Il frastuono è insopportabile e la luce del sole, rifratta da mille prismi liquidi, accecante. La natura sta recitando una delle sue pièces meglio riuscite: La “Garganta del Diablo”...la gola del diavolo. 








Così ora la gente la chiama, anche se Cabeza de Vaca battezzerà questa, e le altre cascate accanto, “Saltos de Santa Maria”. Ma queste cascate  un nome già l'avevano e lo manterranno: Iguazù   Dato loro dal popolo che da sempre le conosceva, gli indios Guaranì. Mirabile sintesi di un fenomeno spettacolare di indescrivibile bellezza: Y, “acqua”, Guazù, “grande”.
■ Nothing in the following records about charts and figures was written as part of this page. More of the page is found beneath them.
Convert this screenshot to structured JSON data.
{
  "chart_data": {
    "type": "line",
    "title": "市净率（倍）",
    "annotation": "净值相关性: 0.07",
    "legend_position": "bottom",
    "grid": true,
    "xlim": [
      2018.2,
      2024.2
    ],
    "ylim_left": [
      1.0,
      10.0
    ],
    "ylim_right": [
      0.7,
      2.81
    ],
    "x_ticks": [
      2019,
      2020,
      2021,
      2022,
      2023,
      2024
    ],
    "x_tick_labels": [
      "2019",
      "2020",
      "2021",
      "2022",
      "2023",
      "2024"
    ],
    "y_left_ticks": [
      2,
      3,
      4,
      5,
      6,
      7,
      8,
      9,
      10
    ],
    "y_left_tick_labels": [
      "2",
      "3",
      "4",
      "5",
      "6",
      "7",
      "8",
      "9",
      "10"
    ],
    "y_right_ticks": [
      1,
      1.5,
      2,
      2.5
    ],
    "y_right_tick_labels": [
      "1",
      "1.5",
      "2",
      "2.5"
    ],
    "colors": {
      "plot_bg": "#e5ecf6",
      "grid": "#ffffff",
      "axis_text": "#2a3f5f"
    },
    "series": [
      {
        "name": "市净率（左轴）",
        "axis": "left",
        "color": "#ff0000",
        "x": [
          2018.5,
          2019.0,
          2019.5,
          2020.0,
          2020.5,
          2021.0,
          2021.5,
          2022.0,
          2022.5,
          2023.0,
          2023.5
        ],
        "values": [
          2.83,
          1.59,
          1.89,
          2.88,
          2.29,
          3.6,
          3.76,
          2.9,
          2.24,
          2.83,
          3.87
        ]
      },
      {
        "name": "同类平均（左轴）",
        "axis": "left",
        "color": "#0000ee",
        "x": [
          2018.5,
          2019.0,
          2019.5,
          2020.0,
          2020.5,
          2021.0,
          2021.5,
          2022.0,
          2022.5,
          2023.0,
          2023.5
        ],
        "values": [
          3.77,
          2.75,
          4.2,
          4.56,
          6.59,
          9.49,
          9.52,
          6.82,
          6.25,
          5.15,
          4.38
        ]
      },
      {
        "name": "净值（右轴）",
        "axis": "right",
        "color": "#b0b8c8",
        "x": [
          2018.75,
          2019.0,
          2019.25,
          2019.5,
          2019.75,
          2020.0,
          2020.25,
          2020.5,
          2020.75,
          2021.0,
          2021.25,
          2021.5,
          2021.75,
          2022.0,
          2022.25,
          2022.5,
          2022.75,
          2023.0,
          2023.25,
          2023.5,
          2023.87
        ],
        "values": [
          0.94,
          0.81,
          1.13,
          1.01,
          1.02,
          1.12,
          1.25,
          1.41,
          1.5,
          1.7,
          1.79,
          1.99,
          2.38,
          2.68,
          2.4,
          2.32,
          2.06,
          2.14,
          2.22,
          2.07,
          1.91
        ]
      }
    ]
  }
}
Noi abbiamo un debole per lo scrittore uruguaiano Eduardo Galeano. E anche ora, per la terza volta nella nostra vita davanti alla “Cataratas del Iguazù”, non abbiamo potuto fare a meno di ripensare a questa sua pagina: 

 “Buttando fumo da sotto il vestito di ferro, tormentato dalle punture e dalle piaghe, Álvar Núñez Cabeza de Vaca scende da cavallo e vede Dio per la prima volta. Le farfalle giganti svolazzano intorno. Cabeza de Vaca si inginocchia davanti alle cascate dell'Iguazù. I torrenti, strepitosi, schiumosi, si rovesciano dal cielo per lavare il sangue di tutti i caduti e per riscattare tutti i deserti, fiumane impetuose che sprigionano vapori e arcobaleni e cavano foreste dal fondo della terra secca: acque che ruggiscono, eiaculazione di Dio che feconda la terra, eterno primo giorno della Creazione.
Per scoprire questa pioggia di Dio, Cabeza de Vaca ha camminato una metà del mondo e navigato l'altra metà. Per conoscerla ha sofferto naufragi e sofferenze; per vederla è nato con gli occhi nella faccia. Quel che gli resta da vivere sarà un regalo.”